October inflation edges up marginally

According to figures released by the Central Statistics Office, only two   group indices, namely Restaurants & Hotels (1.1 percent) and Clothing & Footwear (1.0 percent), registered significant increases.

'The Restaurants & Hotels group index recorded an increase of 1.1 percent from 168.8 in September to 170.6 in October. There was a general price increase as indicated by increases in the constituent section indices of'Restaurants, Cafes & the Like (1.1 percent) and Accommodation Services (0.9 percent).

The Clothing & Footwear group index was 126.3 in October, up by 1.0 percent on the September level of 125.0.'The increase was a result of the constituent section indices of Clothing (2.2 percent) and Footwear (0.3 percent),' read a statement from the CSO.

Inflation has hovered in the range of 6 percent to 8 percent in recent months without any clear direction.

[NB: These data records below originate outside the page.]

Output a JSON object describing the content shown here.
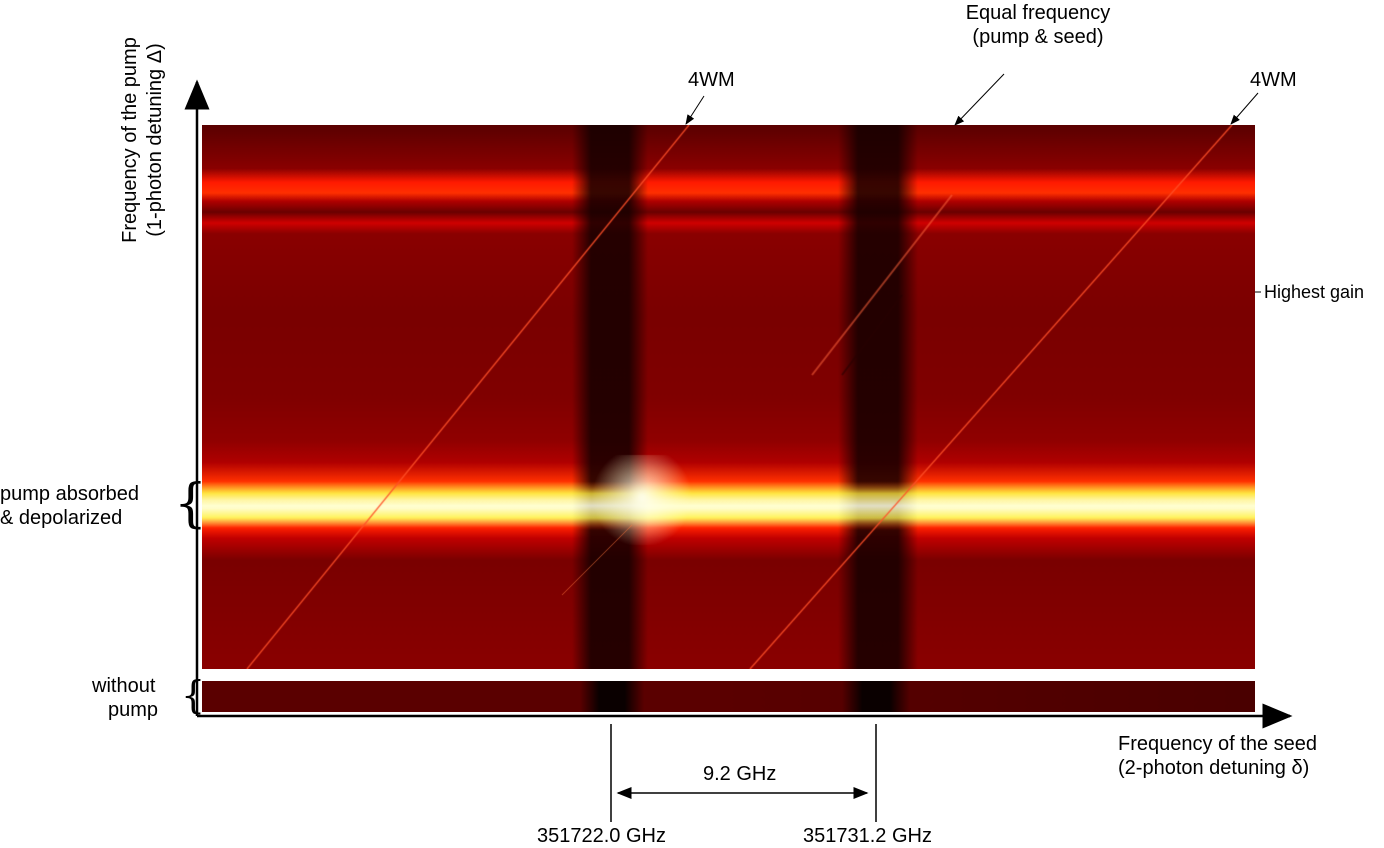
{
  "axes": {
    "y_label_line1": "Frequency of the pump",
    "y_label_line2": "(1-photon detuning Δ)",
    "x_label_line1": "Frequency of the seed",
    "x_label_line2": "(2-photon detuning δ)"
  },
  "annotations": {
    "fwm_left": "4WM",
    "fwm_right": "4WM",
    "equal_line1": "Equal frequency",
    "equal_line2": "(pump & seed)",
    "highest_gain": "Highest gain",
    "pump_absorbed_line1": "pump absorbed",
    "pump_absorbed_line2": "& depolarized",
    "without_pump_line1": "without",
    "without_pump_line2": "pump",
    "separation": "9.2 GHz",
    "freq_left": "351722.0 GHz",
    "freq_right": "351731.2 GHz"
  },
  "colors": {
    "dark": "#3a0000",
    "base": "#7a0000",
    "mid": "#b40000",
    "red": "#e61000",
    "orange": "#ff8c00",
    "yellow": "#ffff40",
    "white": "#ffffe8"
  }
}
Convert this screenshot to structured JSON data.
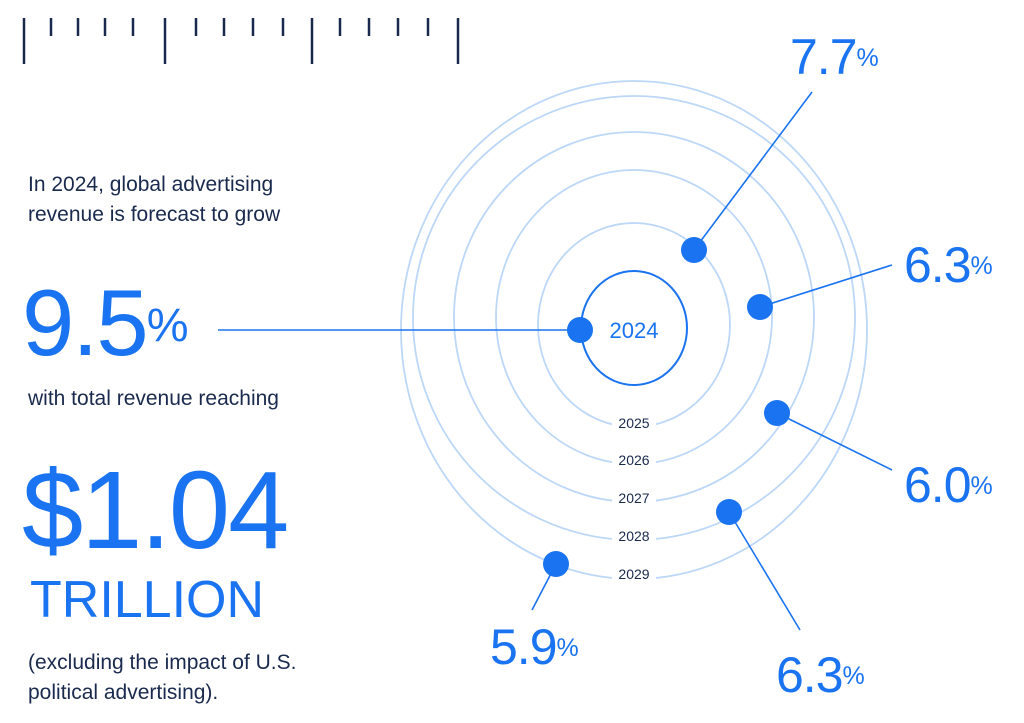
{
  "headline": {
    "intro": "In 2024, global advertising revenue is forecast to grow",
    "growth_value": "9.5",
    "growth_unit": "%",
    "middle": "with total revenue reaching",
    "revenue_value": "$1.04",
    "revenue_unit": "TRILLION",
    "footnote": "(excluding the impact of U.S. political advertising)."
  },
  "chart_data": {
    "type": "radial",
    "center_label": "2024",
    "years": [
      "2025",
      "2026",
      "2027",
      "2028",
      "2029"
    ],
    "growth": [
      {
        "year": "2024",
        "value": 9.5,
        "label": "9.5%"
      },
      {
        "year": "2025",
        "value": 7.7,
        "label": "7.7%"
      },
      {
        "year": "2026",
        "value": 6.3,
        "label": "6.3%"
      },
      {
        "year": "2027",
        "value": 6.0,
        "label": "6.0%"
      },
      {
        "year": "2028",
        "value": 6.3,
        "label": "6.3%"
      },
      {
        "year": "2029",
        "value": 5.9,
        "label": "5.9%"
      }
    ],
    "colors": {
      "accent": "#1a73f0",
      "ring": "#bcd7f7",
      "text": "#1a2a4e"
    }
  }
}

A gradual decline from 7.8 percent in May to 6.7 percent in August was reversed with an increase to 7.0 percent in September, and it is anticipated that inflation will continue to fluctuate in the same 6 percent to 8 percent range through to March 2011.

Beyond that time, however, there are good prospects of a further decline in inflation that will take the rate back within the Bank of Botswana's 3 percent to 6 percent inflation objective range, sometime in the second quarter of 2011.

'Our view is that, barring any unforeseen oil price shocks from the international market, or further changes in domestic taxes such as VAT or the alcohol levy, inflation should then remain within the BoB's range for the foreseeable future,' says Economist Dr Keith Jefferis in a third quarter economic review report.

After cutting rates by a total of 5.5 percent in 2008 and 2009, the BoB has kept rates on hold even with the pick-up in inflation in recent months, reflecting the expectation that inflation will be contained in the medium  term.

The adoption of the neutral monetary policy stance has seen interest rates unmoved since the beginning of the year, and with no major inflation shocks expected in the near future, no change in the bank rate is expected from MPC's last sitting of the year in December.

'Our expectation is that the next move in interest rates will be downwards, although probably not until the headline rate falls below 6 percent sometime in 2011,' he says.

The central bank says that the positive inflation outlook is influenced by the low pressures in South Africa and the dissipation of the impact of the increase in VAT and administered prices. The likelihood that government spending will be growing slowly, if at all, due to the need to balance the budget, means that demand pressures will also be weak, hence there are good prospects that inflation will remain relatively low by historical standards in coming years.

IMF forecasts, for instance, project average annual inflation remaining between 5 percent and 6 percent from 2012 through to 2015.